HI, any news about that?
self-hosted on synology sam problem with csp,

I was given this by their support. It worked. But I have a docker setup (not sure if that is the case for you on Synology).

You will need to edit the file ./bwdata/nginx/default.conf and look for add_header Content-Security-Policy. Please add https://*.yourdomain.com as a self connect-src inside the Content-Security-Policy. You will now need to restart the Bitwarden Server and give it a test.

So for my case, my change was as follows:

...
  location / {
    proxy_pass http://web:5000/;
    include /etc/nginx/security-headers.conf;
    add_header Content-Security-Policy "default-src 'self'; style-src 'self' 'unsafe-inline'; img-src 'self' data: https://haveibeenpwned.com https://www.gravatar.com; child-src 'self' https://*.duosecurity.com; frame-src 'self' https://*.duosecurity.com; connect-src 'self' wss://bitwarden.mydomain.com https://api.pwnedpasswords.com https://twofactorauth.org; object-src 'self' blob:;";
    add_header X-Frame-Options SAMEORIGIN;
    add_header X-Robots-Tag "noindex, nofollow";
  }
...

(Notice the wss://bitwarden.mydomain.com).
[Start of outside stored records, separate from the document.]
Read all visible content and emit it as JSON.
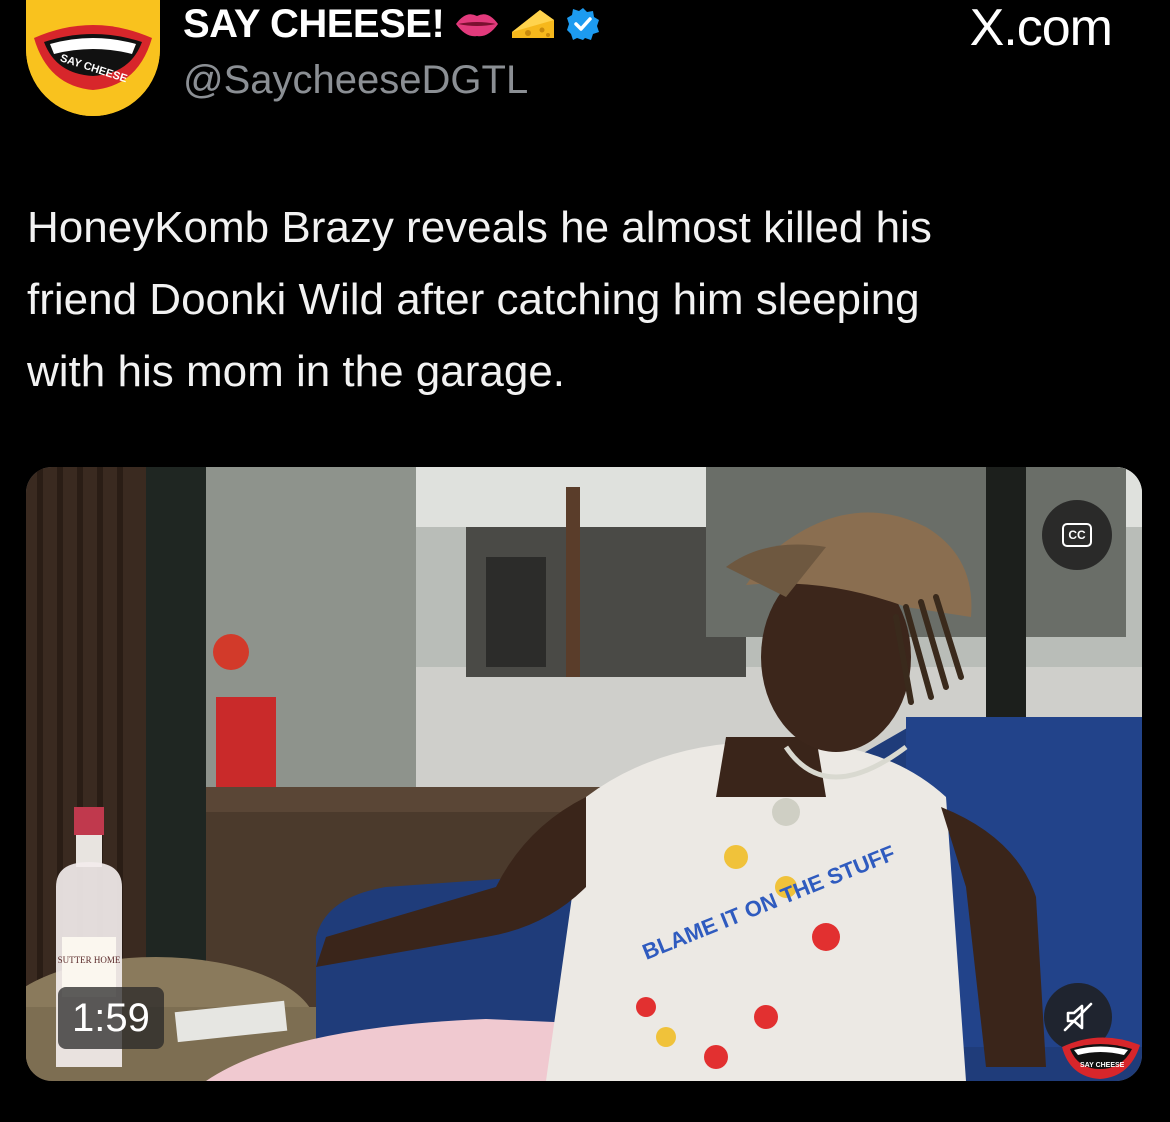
{
  "author": {
    "display_name": "SAY CHEESE!",
    "handle": "@SaycheeseDGTL",
    "avatar_text": "SAY CHEESE",
    "emojis": [
      "lips-emoji",
      "cheese-emoji"
    ],
    "verified": true
  },
  "site": "X.com",
  "tweet": {
    "text": "HoneyKomb Brazy reveals he almost killed his\nfriend Doonki Wild after catching him sleeping\nwith his mom in the garage."
  },
  "video": {
    "duration": "1:59",
    "captions_label": "CC",
    "muted": true,
    "bottle_label": "SUTTER HOME",
    "shirt_text": "BLAME IT ON THE STUFF",
    "watermark_text": "SAY CHEESE"
  },
  "colors": {
    "background": "#000000",
    "text": "#ffffff",
    "handle": "#8b8f94",
    "verified": "#1d9bf0",
    "avatar_bg": "#f9c21e",
    "lips": "#d7262b"
  }
}
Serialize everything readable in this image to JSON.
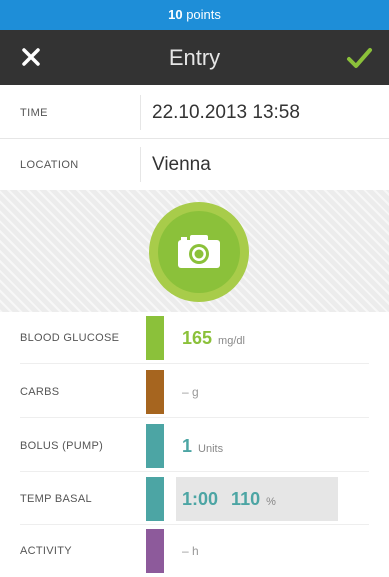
{
  "points_bar": {
    "count": "10",
    "label": "points"
  },
  "header": {
    "title": "Entry"
  },
  "fields": [
    {
      "label": "TIME",
      "value": "22.10.2013 13:58"
    },
    {
      "label": "LOCATION",
      "value": "Vienna"
    }
  ],
  "photo": {
    "icon": "camera-icon"
  },
  "log": {
    "blood_glucose": {
      "label": "BLOOD GLUCOSE",
      "value": "165",
      "unit": "mg/dl",
      "color": "#8bc13a"
    },
    "carbs": {
      "label": "CARBS",
      "placeholder": "– g",
      "color": "#a6651f"
    },
    "bolus": {
      "label": "BOLUS (PUMP)",
      "value": "1",
      "unit": "Units",
      "color": "#4ca5a4"
    },
    "temp_basal": {
      "label": "TEMP BASAL",
      "time": "1:00",
      "value": "110",
      "unit": "%",
      "color": "#4ca5a4"
    },
    "activity": {
      "label": "ACTIVITY",
      "placeholder": "– h",
      "color": "#8d5a9b"
    }
  },
  "colors": {
    "accent_blue": "#1e8ed8",
    "header_bg": "#333333",
    "check_green": "#8bc13a"
  }
}
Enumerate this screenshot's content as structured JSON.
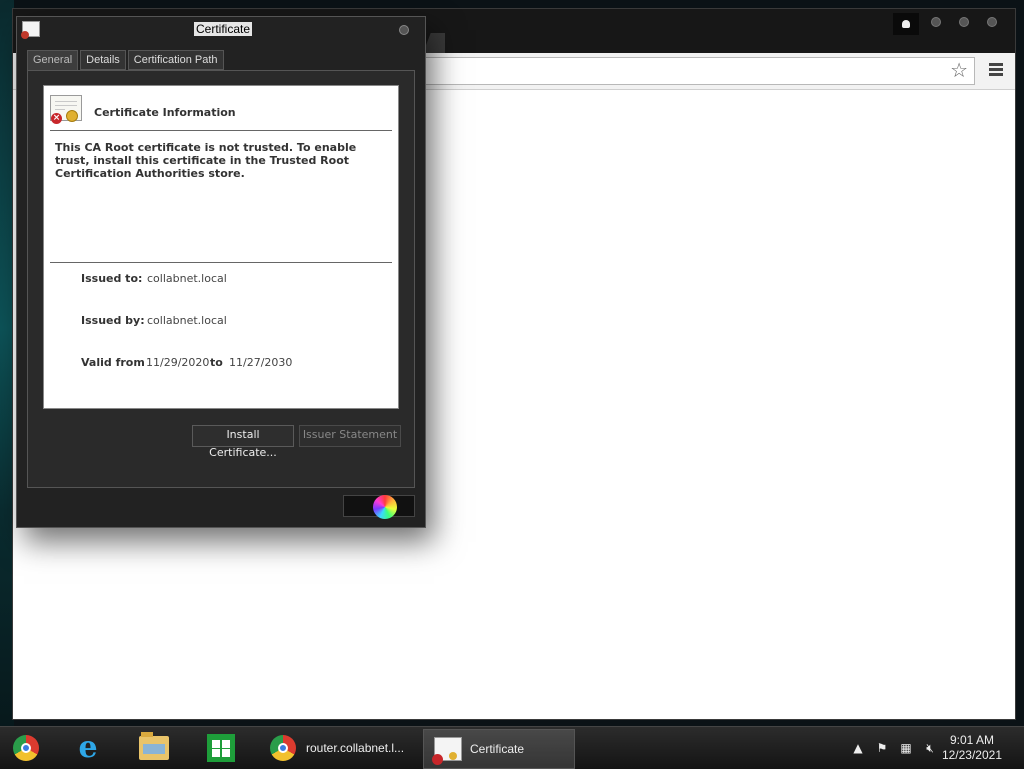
{
  "dialog": {
    "title": "Certificate",
    "tabs": [
      {
        "label": "General"
      },
      {
        "label": "Details"
      },
      {
        "label": "Certification Path"
      }
    ],
    "info_heading": "Certificate Information",
    "message": "This CA Root certificate is not trusted. To enable trust, install this certificate in the Trusted Root Certification Authorities store.",
    "issued_to_label": "Issued to:",
    "issued_to": "collabnet.local",
    "issued_by_label": "Issued by:",
    "issued_by": "collabnet.local",
    "valid_from_label": "Valid from",
    "valid_from": "11/29/2020",
    "to_label": "to",
    "valid_to": "11/27/2030",
    "install_button": "Install Certificate...",
    "issuer_statement_button": "Issuer Statement"
  },
  "taskbar": {
    "items": [
      {
        "label": "router.collabnet.l...",
        "icon": "chrome-icon"
      },
      {
        "label": "Certificate",
        "icon": "certificate-icon"
      }
    ],
    "clock": {
      "time": "9:01 AM",
      "date": "12/23/2021"
    }
  }
}
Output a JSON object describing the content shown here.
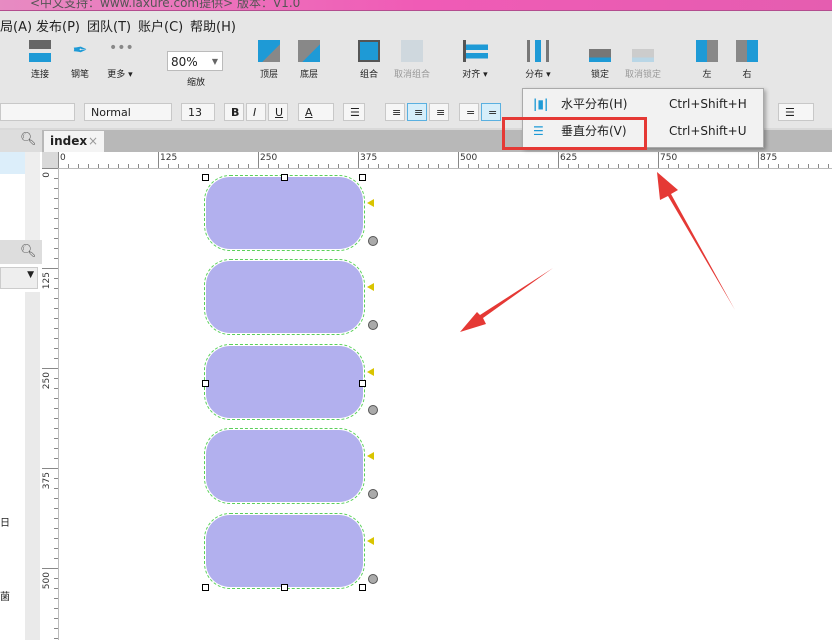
{
  "title_bar": {
    "text": "<中文支持：www.iaxure.com提供> 版本：V1.0"
  },
  "menu": [
    "局(A)",
    "发布(P)",
    "团队(T)",
    "账户(C)",
    "帮助(H)"
  ],
  "toolbar": {
    "items": [
      "连接",
      "钢笔",
      "更多 ▾",
      "缩放",
      "顶层",
      "底层",
      "组合",
      "取消组合",
      "对齐 ▾",
      "分布 ▾",
      "锁定",
      "取消锁定",
      "左",
      "右"
    ],
    "zoom_value": "80%"
  },
  "format": {
    "style": "Normal",
    "font_size": "13",
    "bold": "B",
    "italic": "I",
    "underline": "U",
    "font_color": "A"
  },
  "tab": {
    "label": "index",
    "close": "×"
  },
  "ruler": {
    "h": [
      "0",
      "125",
      "250",
      "375",
      "500",
      "625",
      "750",
      "875"
    ],
    "v": [
      "0",
      "125",
      "250",
      "375",
      "500"
    ]
  },
  "dropdown": {
    "items": [
      {
        "label": "水平分布(H)",
        "shortcut": "Ctrl+Shift+H"
      },
      {
        "label": "垂直分布(V)",
        "shortcut": "Ctrl+Shift+U"
      }
    ]
  },
  "left_panel": {
    "a": "日",
    "b": "菌"
  },
  "colors": {
    "shape_fill": "#b2b0ee",
    "accent": "#1e9ad6",
    "highlight": "#e53935"
  }
}
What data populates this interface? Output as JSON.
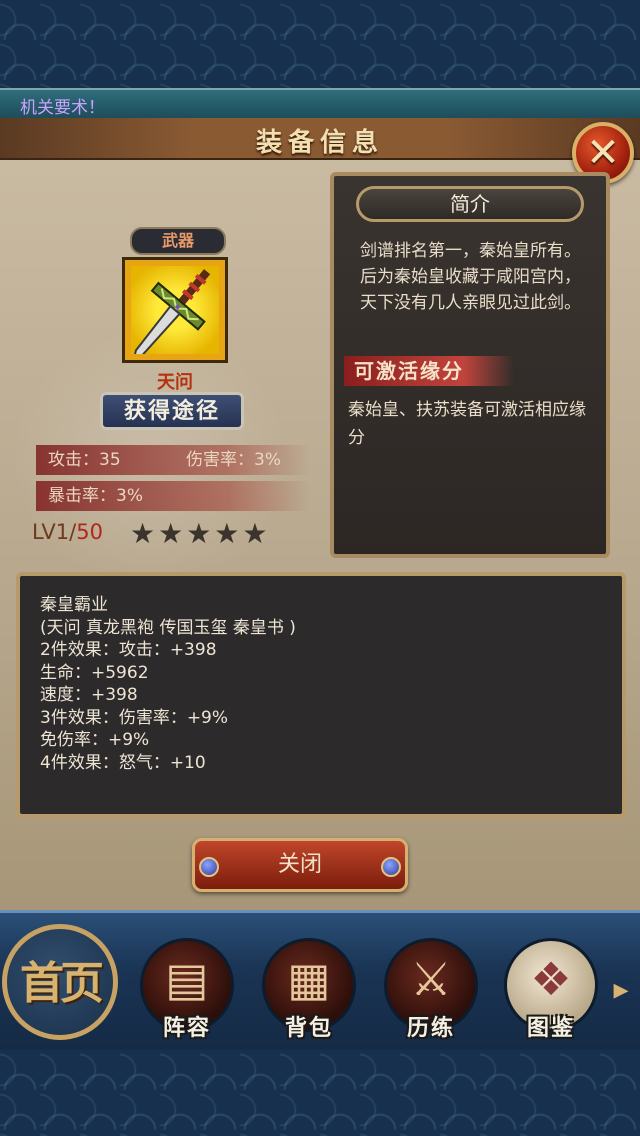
{
  "ticker": {
    "text": "机关要术！"
  },
  "dialog": {
    "title": "装备信息",
    "close_icon": "close-x-icon"
  },
  "item": {
    "category": "武器",
    "name": "天问",
    "icon": "sword-icon",
    "obtain_label": "获得途径",
    "stats": {
      "attack": "攻击：35",
      "damage_rate": "伤害率：3%",
      "crit_rate": "暴击率：3%"
    },
    "level_prefix": "LV1/",
    "level_max": "50",
    "stars": "★★★★★",
    "stars_filled": 0,
    "stars_total": 5
  },
  "intro": {
    "header": "简介",
    "text": "剑谱排名第一，秦始皇所有。后为秦始皇收藏于咸阳宫内，天下没有几人亲眼见过此剑。",
    "fate_title": "可激活缘分",
    "fate_text": "秦始皇、扶苏装备可激活相应缘分"
  },
  "set": {
    "lines": [
      "秦皇霸业",
      "(天问 真龙黑袍 传国玉玺 秦皇书 )",
      "2件效果：攻击：+398",
      "生命：+5962",
      "速度：+398",
      "3件效果：伤害率：+9%",
      "免伤率：+9%",
      "4件效果：怒气：+10"
    ]
  },
  "close_button": {
    "label": "关闭"
  },
  "nav": {
    "home": "首页",
    "items": [
      {
        "label": "阵容",
        "icon": "formation-icon"
      },
      {
        "label": "背包",
        "icon": "backpack-icon"
      },
      {
        "label": "历练",
        "icon": "swords-icon"
      },
      {
        "label": "图鉴",
        "icon": "scroll-icon"
      }
    ],
    "more_icon": "chevron-right-icon"
  },
  "colors": {
    "title_text": "#f3dfb0",
    "item_name": "#b5330c",
    "level_max": "#b3261a",
    "ticker_text": "#c9a2ff"
  }
}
Hope this helps.

can you tell me what exactly you changed? I have the same problem, but in my installation on synology docker the wss://sub.mydomain.com entry is already there. do i have to add another *. entry?
Thx you for your reply.

@waehli have it pretty much like I pasted it on the location block. You may have to check the browser’s developer console to see what domain or address it is giving CSP errors for and then add to the appropriate section.